Apportez-vous également un intérêt particulier à des sujets comme la diététique et la récupération ?
La récupération, c’est un élément sur lequel je travaille consciencieusement. Bien que je fasse partie d’une équipe professionnelle, j’ai aussi à côté un employeur qui me réquisitionne de temps en temps. Associer travail et entraînement peut être parfois assez difficile. Il faut privilégier à ce moment-là la récupération. Au-delà de ça, la diététique et le matériel sont également très importants pour progresser. Ce sont malheureusement des choses sur lesquelles nous ne sommes pas encore très encadrées dans le cyclisme féminin par rapport au cyclisme masculin. Nous ne bénéficions pas de diététiciens, c’est à nous de faire attention à la maison. Mais il est évident qu’il faut travailler ces choses. Ça fait partie du job et de la performance.

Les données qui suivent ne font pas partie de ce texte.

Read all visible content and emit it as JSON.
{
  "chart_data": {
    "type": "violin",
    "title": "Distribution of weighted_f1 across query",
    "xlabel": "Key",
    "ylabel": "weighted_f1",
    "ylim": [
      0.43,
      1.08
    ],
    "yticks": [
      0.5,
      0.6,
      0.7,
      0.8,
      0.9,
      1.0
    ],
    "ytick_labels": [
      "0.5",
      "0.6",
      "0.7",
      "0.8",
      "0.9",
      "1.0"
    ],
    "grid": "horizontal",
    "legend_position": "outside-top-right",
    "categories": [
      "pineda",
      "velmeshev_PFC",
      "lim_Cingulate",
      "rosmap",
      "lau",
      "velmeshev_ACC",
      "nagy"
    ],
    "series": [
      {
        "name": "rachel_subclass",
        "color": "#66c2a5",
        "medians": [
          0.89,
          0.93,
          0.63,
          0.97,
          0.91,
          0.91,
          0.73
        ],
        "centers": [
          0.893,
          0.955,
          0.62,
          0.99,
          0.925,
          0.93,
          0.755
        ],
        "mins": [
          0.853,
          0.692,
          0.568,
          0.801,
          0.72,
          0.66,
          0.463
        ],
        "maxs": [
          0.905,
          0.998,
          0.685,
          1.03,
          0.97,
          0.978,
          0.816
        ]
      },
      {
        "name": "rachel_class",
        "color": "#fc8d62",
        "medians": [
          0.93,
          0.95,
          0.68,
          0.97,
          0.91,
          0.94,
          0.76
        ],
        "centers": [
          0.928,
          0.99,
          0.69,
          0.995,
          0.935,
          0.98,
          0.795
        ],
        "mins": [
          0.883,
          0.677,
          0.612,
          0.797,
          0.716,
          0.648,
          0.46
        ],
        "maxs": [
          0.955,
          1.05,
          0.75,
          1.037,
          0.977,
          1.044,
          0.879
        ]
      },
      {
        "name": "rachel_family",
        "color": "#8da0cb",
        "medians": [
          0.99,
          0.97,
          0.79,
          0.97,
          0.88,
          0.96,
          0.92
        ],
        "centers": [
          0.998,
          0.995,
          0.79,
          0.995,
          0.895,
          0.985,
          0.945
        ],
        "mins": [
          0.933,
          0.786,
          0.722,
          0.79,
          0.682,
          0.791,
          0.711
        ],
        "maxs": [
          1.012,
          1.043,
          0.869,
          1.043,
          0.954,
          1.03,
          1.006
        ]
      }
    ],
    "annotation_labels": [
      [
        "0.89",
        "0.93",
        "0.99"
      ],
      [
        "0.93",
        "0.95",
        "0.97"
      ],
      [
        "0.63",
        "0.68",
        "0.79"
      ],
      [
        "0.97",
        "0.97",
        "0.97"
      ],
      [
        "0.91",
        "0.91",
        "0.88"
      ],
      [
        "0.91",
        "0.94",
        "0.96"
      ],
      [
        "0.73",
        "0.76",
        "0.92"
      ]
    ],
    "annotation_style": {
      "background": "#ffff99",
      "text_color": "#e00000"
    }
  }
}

Vous évoquez votre employeur. Pour qui travaillez-vous en dehors du cyclisme ?
Je travaille pour la Cidéral, la Communauté de communes de Loudéac, en tant qu’animatrice sportive au sein d’une base sports nature. L’été, on me laisse me consacrer en priorité au vélo. J’essaie de faire le maximum d’heures possible l’hiver, mais il y a aussi des temps forts en saison avec certains week-ends très importants où je dois vraiment répondre présent.

Quelle relation entretenez-vous avec votre matériel ?

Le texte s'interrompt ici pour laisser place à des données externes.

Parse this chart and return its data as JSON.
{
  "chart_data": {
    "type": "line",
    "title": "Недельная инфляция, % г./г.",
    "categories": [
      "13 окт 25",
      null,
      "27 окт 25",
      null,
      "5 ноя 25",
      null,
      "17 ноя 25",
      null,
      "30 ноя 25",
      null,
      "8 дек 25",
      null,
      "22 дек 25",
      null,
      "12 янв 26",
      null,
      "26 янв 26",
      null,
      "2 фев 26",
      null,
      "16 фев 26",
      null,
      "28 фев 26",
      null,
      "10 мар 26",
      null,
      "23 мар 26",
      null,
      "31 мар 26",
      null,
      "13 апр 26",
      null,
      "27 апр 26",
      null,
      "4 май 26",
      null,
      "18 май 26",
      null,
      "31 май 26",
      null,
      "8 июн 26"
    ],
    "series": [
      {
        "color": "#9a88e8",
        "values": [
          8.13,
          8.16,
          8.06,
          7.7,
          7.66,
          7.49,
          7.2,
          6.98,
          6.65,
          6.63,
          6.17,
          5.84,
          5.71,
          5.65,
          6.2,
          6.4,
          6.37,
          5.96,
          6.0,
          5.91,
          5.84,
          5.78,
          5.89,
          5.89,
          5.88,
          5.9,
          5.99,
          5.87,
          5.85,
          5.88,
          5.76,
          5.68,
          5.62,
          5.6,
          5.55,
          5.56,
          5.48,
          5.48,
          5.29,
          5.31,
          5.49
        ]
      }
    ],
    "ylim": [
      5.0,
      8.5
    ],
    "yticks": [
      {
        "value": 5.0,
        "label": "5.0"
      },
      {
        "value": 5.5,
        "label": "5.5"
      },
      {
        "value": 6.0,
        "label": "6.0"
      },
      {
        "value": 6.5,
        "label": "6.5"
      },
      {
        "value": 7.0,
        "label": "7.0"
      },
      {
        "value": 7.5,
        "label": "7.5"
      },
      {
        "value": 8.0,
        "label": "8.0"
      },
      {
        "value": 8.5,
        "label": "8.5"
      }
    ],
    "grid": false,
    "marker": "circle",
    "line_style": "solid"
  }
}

J’ai toujours connu de très bons mécanos, chez Vienne-Futuroscope ou en équipe de France, et j’ai longtemps eu une confiance aveugle en eux. Mais en arrivant à l’étranger, on n’arrive pas toujours à associer les mots pour désigner telle ou telle pièce du vélo. Alors j’ai du apprendre un peu par moi-même et m’y intéresser. J’ai aussi un mari très pointilleux sur le sujet et qui m’aide beaucoup. J’y fais néanmoins beaucoup plus attention et j’aime que mes deux vélos, de course et d’entraînement, aient exactement les mêmes réglages. Je suis très pointilleuse là-dessus. Je vérifie également toujours mes serrages de roue.

Vous avez conquis le titre national du contre-la-montre. Comment travaillez-vous cette discipline qui vous tient à cœur et quels progrès vous reste-t-il à accomplir ?
J’ai toujours eu de l’affection pour le contre-la-montre depuis mes années Juniors et mon premier titre de championne de France. Mais c’est une discipline qui demande beaucoup de temps et d’investissement, et je ne l’ai pas énormément durant la saison. On reçoit en outre les vélos de contre-la-montre très tard, la veille du Championnat de France du contre-la-montre l’année dernière quand je perds le titre pour seulement 2 secondes ! Les marques privilégient les garçons. J’ai touché mon vélo de chrono trois semaines avant les France cette année, ce qui m’a laissé peu de temps pour les préparer. Si je pouvais monter sur le vélo dès la préparation hivernale, il y aurait vraiment matière à progresser à raison de deux ou trois sorties courtes.